Gloria Borger argues that the stimulus plan was supposed to bolster the public’s confidence in Obama’s ability to manage the economy: “Instead, the stimulus has become a handy target. Wall Street may be doing well, both conservatives and liberals rail, but the jobs elsewhere are not coming back. And as the president now moves to ask the nation to support an overhaul of health care, voters are still asking: Why should we trust the government to do that?”
The VFW wants Obama to stop dawdling over a strategy for Afghanistan. “In Afghanistan, the extremists are sensing weakness and indecision within the U.S. government, which plays into their hands, as evidenced by the increased attacks in Afghanistan as well as Pakistan. I fear that an emboldened enemy will now intensify their efforts to kill more U.S. soldiers.”

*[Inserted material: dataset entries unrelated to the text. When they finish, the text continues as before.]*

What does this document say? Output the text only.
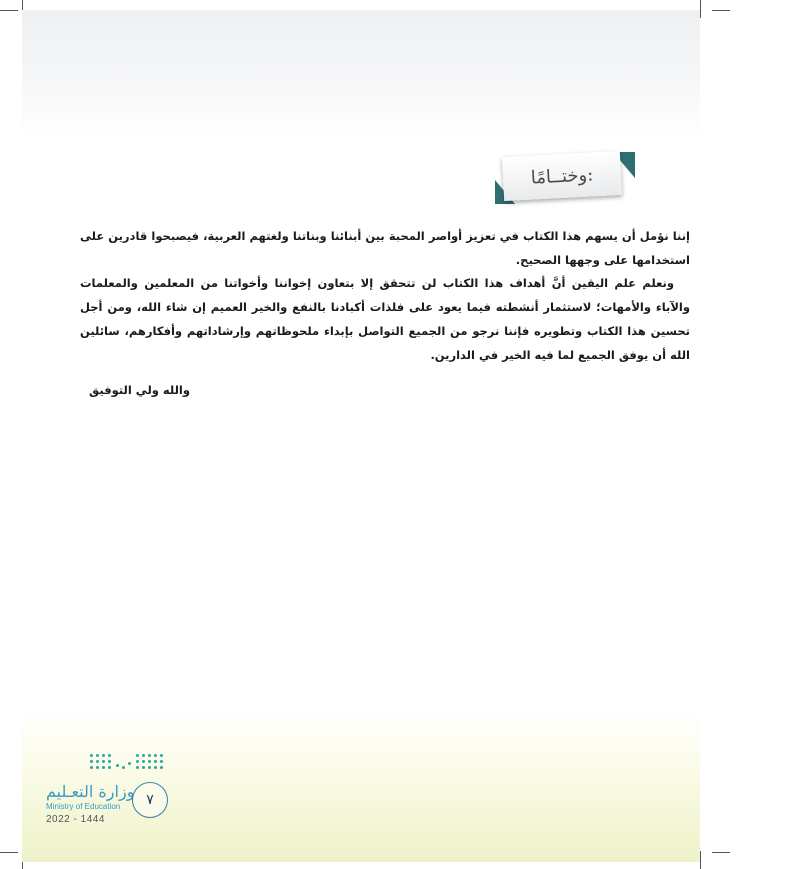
وختــامًا:
إننا نؤمل أن يسهم هذا الكتاب في تعزيز أواصر المحبة بين أبنائنا وبناتنا ولغتهم العربية، فيصبحوا قادرين على استخدامها على وجهها الصحيح.
ونعلم علم اليقين أنَّ أهداف هذا الكتاب لن تتحقق إلا بتعاون إخواننا وأخواتنا من المعلمين والمعلمات والآباء والأمهات؛ لاستثمار أنشطته فيما يعود على فلذات أكبادنا بالنفع والخير العميم إن شاء الله، ومن أجل تحسين هذا الكتاب وتطويره فإننا نرجو من الجميع التواصل بإبداء ملحوظاتهم وإرشاداتهم وأفكارهم، سائلين الله أن يوفق الجميع لما فيه الخير في الدارين.
والله ولي التوفيق
وزارة التعـليم
Ministry of Education
2022 - 1444
٧
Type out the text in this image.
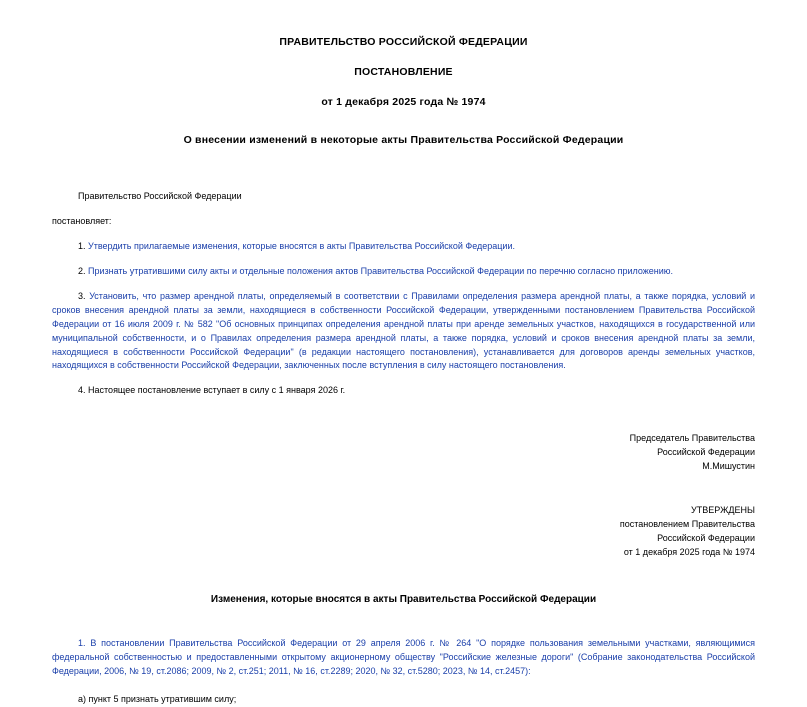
ПРАВИТЕЛЬСТВО РОССИЙСКОЙ ФЕДЕРАЦИИ
ПОСТАНОВЛЕНИЕ
от 1 декабря 2025 года № 1974
О внесении изменений в некоторые акты Правительства Российской Федерации
Правительство Российской Федерации
постановляет:
1. Утвердить прилагаемые изменения, которые вносятся в акты Правительства Российской Федерации.
2. Признать утратившими силу акты и отдельные положения актов Правительства Российской Федерации по перечню согласно приложению.
3. Установить, что размер арендной платы, определяемый в соответствии с Правилами определения размера арендной платы, а также порядка, условий и сроков внесения арендной платы за земли, находящиеся в собственности Российской Федерации, утвержденными постановлением Правительства Российской Федерации от 16 июля 2009 г. № 582 "Об основных принципах определения арендной платы при аренде земельных участков, находящихся в государственной или муниципальной собственности, и о Правилах определения размера арендной платы, а также порядка, условий и сроков внесения арендной платы за земли, находящиеся в собственности Российской Федерации" (в редакции настоящего постановления), устанавливается для договоров аренды земельных участков, находящихся в собственности Российской Федерации, заключенных после вступления в силу настоящего постановления.
4. Настоящее постановление вступает в силу с 1 января 2026 г.
Председатель Правительства
Российской Федерации
М.Мишустин
УТВЕРЖДЕНЫ
постановлением Правительства
Российской Федерации
от 1 декабря 2025 года № 1974
Изменения, которые вносятся в акты Правительства Российской Федерации
1. В постановлении Правительства Российской Федерации от 29 апреля 2006 г. № 264 "О порядке пользования земельными участками, являющимися федеральной собственностью и предоставленными открытому акционерному обществу "Российские железные дороги" (Собрание законодательства Российской Федерации, 2006, № 19, ст.2086; 2009, № 2, ст.251; 2011, № 16, ст.2289; 2020, № 32, ст.5280; 2023, № 14, ст.2457):
а) пункт 5 признать утратившим силу;
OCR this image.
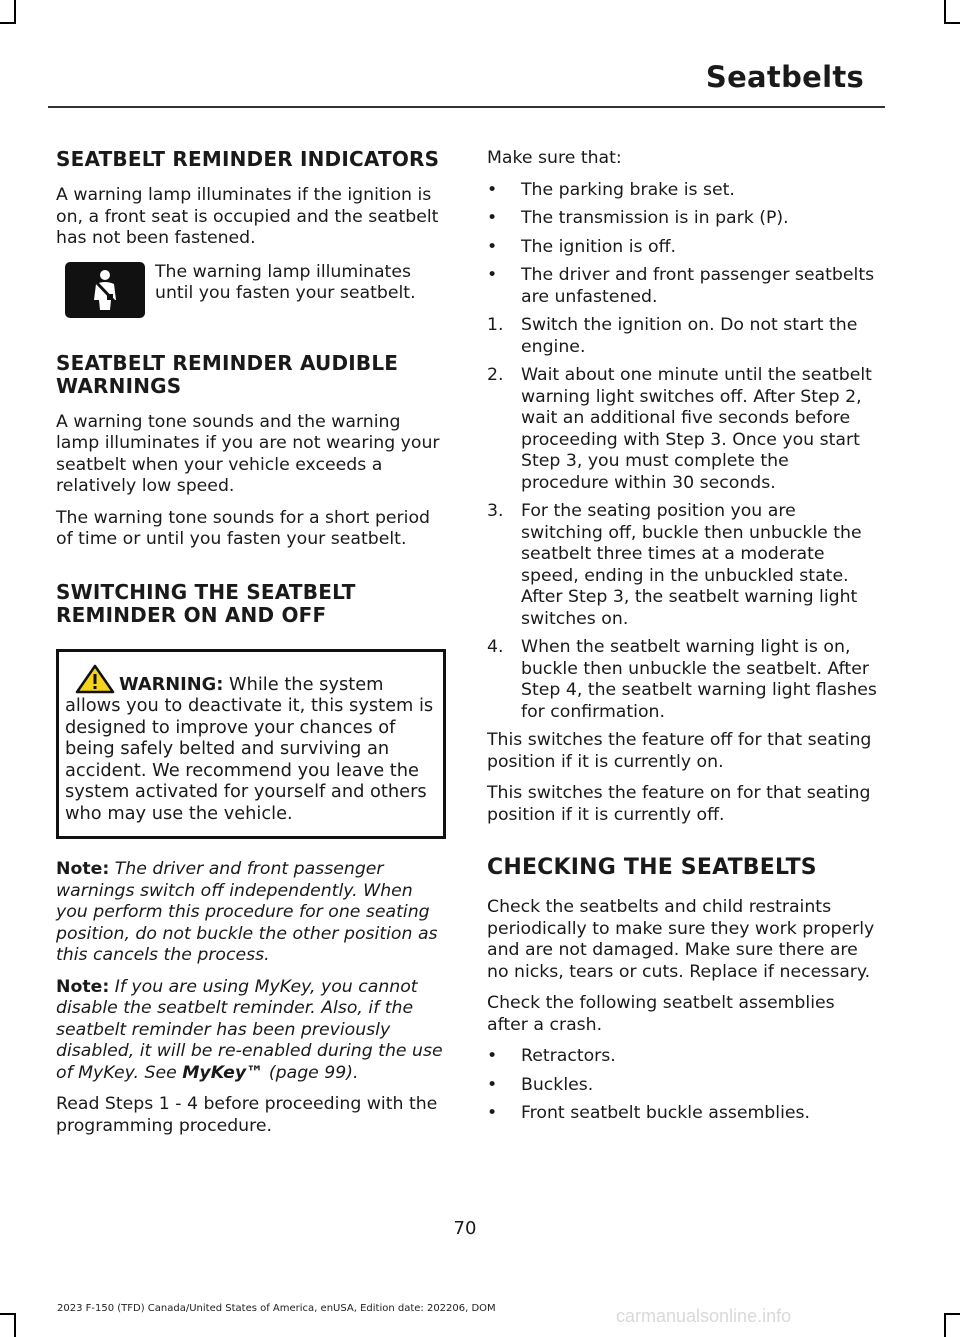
Seatbelts
SEATBELT REMINDER INDICATORS

A warning lamp illuminates if the ignition is on, a front seat is occupied and the seatbelt has not been fastened.

The warning lamp illuminates until you fasten your seatbelt.

SEATBELT REMINDER AUDIBLE WARNINGS

A warning tone sounds and the warning lamp illuminates if you are not wearing your seatbelt when your vehicle exceeds a relatively low speed.

The warning tone sounds for a short period of time or until you fasten your seatbelt.

SWITCHING THE SEATBELT REMINDER ON AND OFF

WARNING: While the system allows you to deactivate it, this system is designed to improve your chances of being safely belted and surviving an accident. We recommend you leave the system activated for yourself and others who may use the vehicle.

Note: The driver and front passenger warnings switch off independently. When you perform this procedure for one seating position, do not buckle the other position as this cancels the process.

Note: If you are using MyKey, you cannot disable the seatbelt reminder. Also, if the seatbelt reminder has been previously disabled, it will be re-enabled during the use of MyKey. See MyKey™ (page 99).

Read Steps 1 - 4 before proceeding with the programming procedure.

Make sure that:

• The parking brake is set.
• The transmission is in park (P).
• The ignition is off.
• The driver and front passenger seatbelts are unfastened.
1. Switch the ignition on. Do not start the engine.
2. Wait about one minute until the seatbelt warning light switches off. After Step 2, wait an additional five seconds before proceeding with Step 3. Once you start Step 3, you must complete the procedure within 30 seconds.
3. For the seating position you are switching off, buckle then unbuckle the seatbelt three times at a moderate speed, ending in the unbuckled state. After Step 3, the seatbelt warning light switches on.
4. When the seatbelt warning light is on, buckle then unbuckle the seatbelt. After Step 4, the seatbelt warning light flashes for confirmation.

This switches the feature off for that seating position if it is currently on.

This switches the feature on for that seating position if it is currently off.

CHECKING THE SEATBELTS

Check the seatbelts and child restraints periodically to make sure they work properly and are not damaged. Make sure there are no nicks, tears or cuts. Replace if necessary.

Check the following seatbelt assemblies after a crash.

• Retractors.
• Buckles.
• Front seatbelt buckle assemblies.
70
2023 F-150 (TFD) Canada/United States of America, enUSA, Edition date: 202206, DOM	carmanualsonline.info
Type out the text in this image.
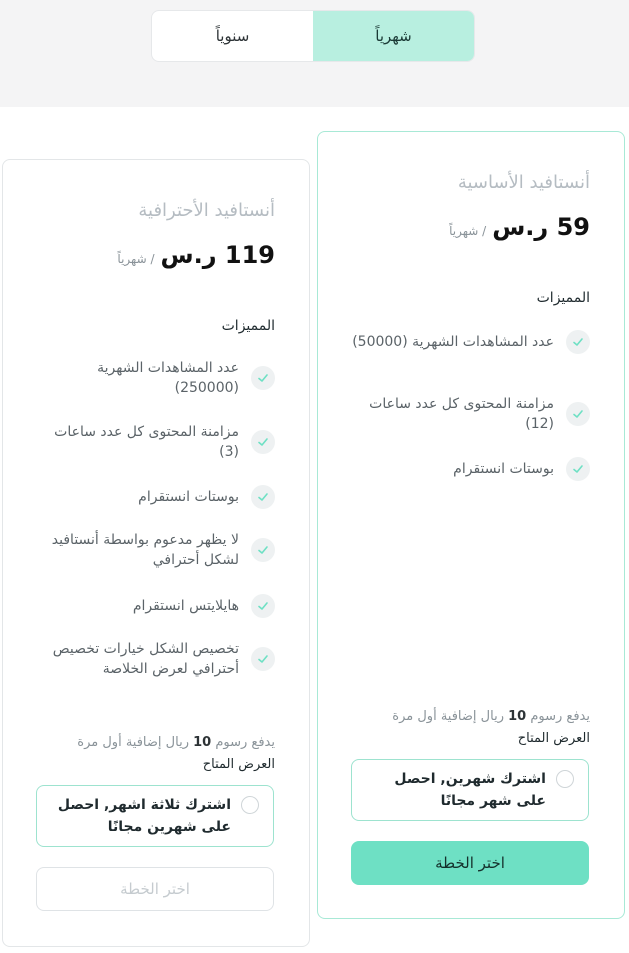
شهرياً
سنوياً
أنستافيد الأساسية
59 ر.س
/ شهرياً
المميزات
عدد المشاهدات الشهرية (50000)
مزامنة المحتوى كل عدد ساعات (12)
بوستات انستقرام
يدفع رسوم 10 ريال إضافية أول مرة
العرض المتاح
اشترك شهرين, احصل على شهر مجانًا
اختر الخطة
أنستافيد الأحترافية
119 ر.س
/ شهرياً
المميزات
عدد المشاهدات الشهرية (250000)
مزامنة المحتوى كل عدد ساعات (3)
بوستات انستقرام
لا يظهر مدعوم بواسطة أنستافيد لشكل أحترافي
هايلايتس انستقرام
تخصيص الشكل خيارات تخصيص أحترافي لعرض الخلاصة
يدفع رسوم 10 ريال إضافية أول مرة
العرض المتاح
اشترك ثلاثة اشهر, احصل على شهرين مجانًا
اختر الخطة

Kim Strassel on Creigh Deeds’s dependence on Big Labor: “In an 18-year state legislative career, he has a cumulative 92% rating on the Virginia AFL-CIO’s scorecard of votes. He’s refused to denounce national union priorities such as card check. During a rough-and-tumble Democratic primary earlier this year, he visited picketers outside a Hilton hotel.” But despite all the union cash flowing into Deeds’s coffers, “ the unions have clearly been more hurt than help.”
Charles Krauthammer sums up Obama’s foreign policy: “It is amateurishness, wrapped in naivete, inside credulity. In short, the very stuff of Nobels.”
Chris Christie ticks up to a 4-point lead in the latest poll. But it really comes down to how many anti-Corzine votes get thrown away on the independent candidate.
When it comes to cash on hand, Bob McDonnell has a big lead going into the final weeks of the Virginia gubernatorial campaign.